Anastasiadis, bu çabaların bazılarının federasyonun işleyişinin maliyeti konusunda olduğunu ancak çoğunun, özel mülkler için öngörülen çözüm yöntemlerinden biri olan tazminatlar konusu için fon oluşturmakla ilgili olduğunu belirtti.

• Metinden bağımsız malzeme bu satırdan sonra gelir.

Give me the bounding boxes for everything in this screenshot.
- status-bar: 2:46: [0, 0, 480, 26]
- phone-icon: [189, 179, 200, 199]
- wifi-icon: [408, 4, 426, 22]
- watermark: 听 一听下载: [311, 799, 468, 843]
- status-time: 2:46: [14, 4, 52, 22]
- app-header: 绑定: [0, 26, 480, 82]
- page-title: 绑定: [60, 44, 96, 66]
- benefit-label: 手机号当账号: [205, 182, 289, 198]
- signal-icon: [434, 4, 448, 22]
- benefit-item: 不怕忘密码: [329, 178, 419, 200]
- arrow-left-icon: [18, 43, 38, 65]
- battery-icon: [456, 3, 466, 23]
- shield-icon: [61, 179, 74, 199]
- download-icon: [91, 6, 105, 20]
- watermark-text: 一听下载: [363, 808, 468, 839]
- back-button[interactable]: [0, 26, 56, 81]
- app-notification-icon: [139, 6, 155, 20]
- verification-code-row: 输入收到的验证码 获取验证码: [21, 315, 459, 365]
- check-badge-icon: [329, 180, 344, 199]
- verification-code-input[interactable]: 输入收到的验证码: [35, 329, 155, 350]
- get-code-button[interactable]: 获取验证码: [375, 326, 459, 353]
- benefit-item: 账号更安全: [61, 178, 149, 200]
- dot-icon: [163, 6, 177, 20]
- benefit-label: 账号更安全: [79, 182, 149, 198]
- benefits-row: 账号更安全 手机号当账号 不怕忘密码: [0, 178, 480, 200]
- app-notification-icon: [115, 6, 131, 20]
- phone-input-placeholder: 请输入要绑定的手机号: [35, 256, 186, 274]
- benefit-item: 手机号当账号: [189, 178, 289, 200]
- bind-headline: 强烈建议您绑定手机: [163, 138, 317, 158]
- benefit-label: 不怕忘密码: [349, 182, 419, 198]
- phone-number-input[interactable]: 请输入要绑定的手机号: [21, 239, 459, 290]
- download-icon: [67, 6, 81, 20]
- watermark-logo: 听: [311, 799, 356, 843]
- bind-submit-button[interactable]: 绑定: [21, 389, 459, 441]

Rum lider, mülkiyet konusundaki çözüm yöntemlerini ise “tam iade, kısmi iade, seçenekli (alternatif) iade, taşınmaz takası ve tazminat” şeklinde sıraladı.
Bu unsurları karşılayacak bir fon oluşturulmasının çok büyük önem taşıdığını ve bu sebepten ötürü de gerek BM Genel Sekreteri, gerekse ABD’li yetkililerle temaslarında bu konunun zamanında çözülmesi için önlemler alınmasının gerekliliğini ciddiyetle vurguladığını belirten Anastasiadis, BM’nin odaklandığı şeyin hem IMF, hem de Dünya Bankası tarafından yapılacak çalışmalar olduğunu belirtti.
Anastasiadis, Kıbrıs sorununa, beklentilere, endişelere yanıt verecek, adanın vatandaşlarının geleceğini garanti altına alacak, çağdaş bir Avrupa devleti yaracak bir çözüm bulunması için çabaladığını ve Cumhurbaşkanı Mustafa Akıncı’nın çabalarının da bu yönde olduğuna inandığını ifade etti.
Obama yakın takipte
ABD Başkanı Barak Obama’nın kendisini Beyaz Saray’a davet edip etmeyeceği yönündeki bir soruya, “bunun birçok unsura bağlı olduğu” yanıtını da veren Anastasiadis, ABD Başkan Yardımcısı Biden ve Dışişleri Bakanı Kerry’nin sorunun çözümüne nasıl katkı sağlayacakları konusunda samimi bir ilgi göstermelerinin önemli olduğunu belirtti.
Resepsiyonda kendisiyle görüşme imkanı bulduğu Obama’nın tüm gelişmelerden haberdar olduğunu gözlemlediğini ifade eden Anastasiadis, Amerikalı liderin çözüm müzakerelerine de tam desteğini belirttiğini söyledi.
Anastasiadis, takvimleri kabul etmelerinin söz konusu olmadığını da ifade ederken, Kıbrıslı Rumların ekonomik sıkıntılar yüzünden çözümü kabul etmeye daha yatkın oldukları şeklindeki bir tespiti ise, bunu bilmenin imkansız olduğu ve Kıbrıslı Rumların tutumunun, çözümün içeriğine bağlı olacağı şeklinde değerlendirdi.
Kıbrıs sorununun çözümünün, her iki toplum tarafından da kabul edilebilir olması gerektiğini altını çizen Anastasiadis, garantiler konusuna da değindi.
Anastasiadis, müzakerelerde göz ardı edilmemesi gereken garantilerle, Kıbrıslı Rum ve Türklerin güvende hissetme duyguları gibi unsurlar olduğunu da belirterek, bu unsurlar göz önüne alınırken garantiler gibi geçmişten kalma bir yöntemin, özellikle de AB üyesi bir ülkede devleti garantiye alma ve güvenliği sağlama unsuru olamayacağını öne sürdü.